In this example, I am using an array and storing the promises in it. Because I want to know when I am completely finished, I use await Promise.all(promises). That will block my final portion of code, the console.log from executing until all of the promises are complete but it won’t block execution of the other items from the loop.

Without blocking, completed in 2881 ms
Without blocking, completed in 3033 ms
Without blocking, completed in 2990 ms

The time difference is very significant, between 3 seconds without blocking and 20 with blocking.

Don’t Ddos

One thing to always be sensitive of when web scraping is the burden you are placing on the scraped website. In this scenario, I’m spreading out my requests over many different websites so there is no real concern of overburden on a website.

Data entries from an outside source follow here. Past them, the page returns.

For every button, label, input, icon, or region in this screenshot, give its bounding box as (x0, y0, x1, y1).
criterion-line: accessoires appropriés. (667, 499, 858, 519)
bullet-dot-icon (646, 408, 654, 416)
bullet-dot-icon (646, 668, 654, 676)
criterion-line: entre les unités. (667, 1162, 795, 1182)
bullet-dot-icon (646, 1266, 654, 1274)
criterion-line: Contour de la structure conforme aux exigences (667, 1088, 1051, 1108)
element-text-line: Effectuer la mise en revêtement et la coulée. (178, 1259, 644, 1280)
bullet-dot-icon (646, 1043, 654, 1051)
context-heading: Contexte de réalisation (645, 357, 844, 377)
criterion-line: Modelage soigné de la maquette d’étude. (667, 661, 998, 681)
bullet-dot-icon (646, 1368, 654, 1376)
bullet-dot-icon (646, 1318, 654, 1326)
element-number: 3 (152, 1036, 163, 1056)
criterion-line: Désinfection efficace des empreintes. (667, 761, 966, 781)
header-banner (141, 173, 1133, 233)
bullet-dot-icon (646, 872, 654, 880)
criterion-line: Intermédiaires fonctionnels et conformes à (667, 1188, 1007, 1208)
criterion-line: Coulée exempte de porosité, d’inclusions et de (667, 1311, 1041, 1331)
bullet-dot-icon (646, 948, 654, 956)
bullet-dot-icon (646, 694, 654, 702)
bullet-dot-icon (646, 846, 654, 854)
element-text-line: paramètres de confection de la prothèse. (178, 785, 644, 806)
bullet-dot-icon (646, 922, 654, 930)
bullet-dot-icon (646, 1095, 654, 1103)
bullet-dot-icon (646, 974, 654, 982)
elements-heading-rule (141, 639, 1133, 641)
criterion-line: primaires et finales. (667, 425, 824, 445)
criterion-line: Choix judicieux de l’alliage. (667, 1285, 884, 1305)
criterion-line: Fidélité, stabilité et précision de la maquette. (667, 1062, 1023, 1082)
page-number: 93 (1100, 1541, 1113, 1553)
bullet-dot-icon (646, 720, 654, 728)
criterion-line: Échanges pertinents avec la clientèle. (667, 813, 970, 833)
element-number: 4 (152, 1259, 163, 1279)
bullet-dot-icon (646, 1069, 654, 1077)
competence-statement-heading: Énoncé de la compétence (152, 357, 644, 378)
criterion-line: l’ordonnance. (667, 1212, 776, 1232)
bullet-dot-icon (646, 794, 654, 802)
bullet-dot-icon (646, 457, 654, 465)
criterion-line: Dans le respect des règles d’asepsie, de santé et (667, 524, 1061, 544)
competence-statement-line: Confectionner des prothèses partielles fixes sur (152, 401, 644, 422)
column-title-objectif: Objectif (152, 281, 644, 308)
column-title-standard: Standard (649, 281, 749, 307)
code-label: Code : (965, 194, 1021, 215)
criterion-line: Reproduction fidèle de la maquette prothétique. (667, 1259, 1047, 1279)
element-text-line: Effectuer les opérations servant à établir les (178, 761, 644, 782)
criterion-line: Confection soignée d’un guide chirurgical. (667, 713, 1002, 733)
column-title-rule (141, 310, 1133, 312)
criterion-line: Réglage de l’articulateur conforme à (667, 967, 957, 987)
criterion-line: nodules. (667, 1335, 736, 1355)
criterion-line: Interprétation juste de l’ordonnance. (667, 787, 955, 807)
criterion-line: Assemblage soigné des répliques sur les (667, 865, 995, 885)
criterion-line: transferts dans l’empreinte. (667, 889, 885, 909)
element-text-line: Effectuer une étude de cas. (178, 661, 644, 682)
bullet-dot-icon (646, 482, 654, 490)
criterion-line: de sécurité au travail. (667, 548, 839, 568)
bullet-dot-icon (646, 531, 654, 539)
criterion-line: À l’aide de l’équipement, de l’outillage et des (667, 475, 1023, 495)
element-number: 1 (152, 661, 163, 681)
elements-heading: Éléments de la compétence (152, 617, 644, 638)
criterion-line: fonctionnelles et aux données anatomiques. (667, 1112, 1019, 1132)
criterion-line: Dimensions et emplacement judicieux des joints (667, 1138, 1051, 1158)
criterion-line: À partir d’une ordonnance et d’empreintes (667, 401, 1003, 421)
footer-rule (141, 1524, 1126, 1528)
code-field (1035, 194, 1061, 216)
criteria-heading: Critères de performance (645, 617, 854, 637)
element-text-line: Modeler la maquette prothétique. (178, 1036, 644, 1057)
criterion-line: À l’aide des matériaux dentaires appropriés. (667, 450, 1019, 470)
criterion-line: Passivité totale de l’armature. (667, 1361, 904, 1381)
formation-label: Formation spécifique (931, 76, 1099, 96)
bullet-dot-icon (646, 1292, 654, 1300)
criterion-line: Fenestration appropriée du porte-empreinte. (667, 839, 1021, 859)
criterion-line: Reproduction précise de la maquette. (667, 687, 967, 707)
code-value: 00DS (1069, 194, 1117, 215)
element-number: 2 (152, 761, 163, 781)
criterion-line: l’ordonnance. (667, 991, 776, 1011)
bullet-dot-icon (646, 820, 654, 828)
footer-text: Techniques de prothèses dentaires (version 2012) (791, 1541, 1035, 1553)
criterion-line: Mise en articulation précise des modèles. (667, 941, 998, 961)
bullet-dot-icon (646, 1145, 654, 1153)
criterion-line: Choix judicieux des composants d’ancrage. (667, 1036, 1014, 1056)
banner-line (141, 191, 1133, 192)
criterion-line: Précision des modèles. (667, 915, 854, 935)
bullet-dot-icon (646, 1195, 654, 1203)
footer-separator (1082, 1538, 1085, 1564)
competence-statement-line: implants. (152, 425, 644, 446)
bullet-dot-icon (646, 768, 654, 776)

If you are scraping one website without any kind of limiting or blocking with many requests, you are going to slam dangerously hard. I tested it on this website to get a little feel for how bad it would hurt.

50 hits

The above is me hitting this site 50 times. You see the load time increase significantly once it starts hitting it.

500 hits without blocking

Now let’s try hitting it 500 times. Ouch, did you see the 502 gateway error? I have successfully Ddos’d myself very simply. “In the US, denial of service attacks may be considered a federal crime under the Computer Fraud and Abuse Act with penalties that include years of imprisonment.” – Wikipedia. Ouch. Let’s not do that.

I’m not saying that using blocking calls is a proper rate limiting technique but I am saying to be careful when using the speed that non blocking allows on a single host.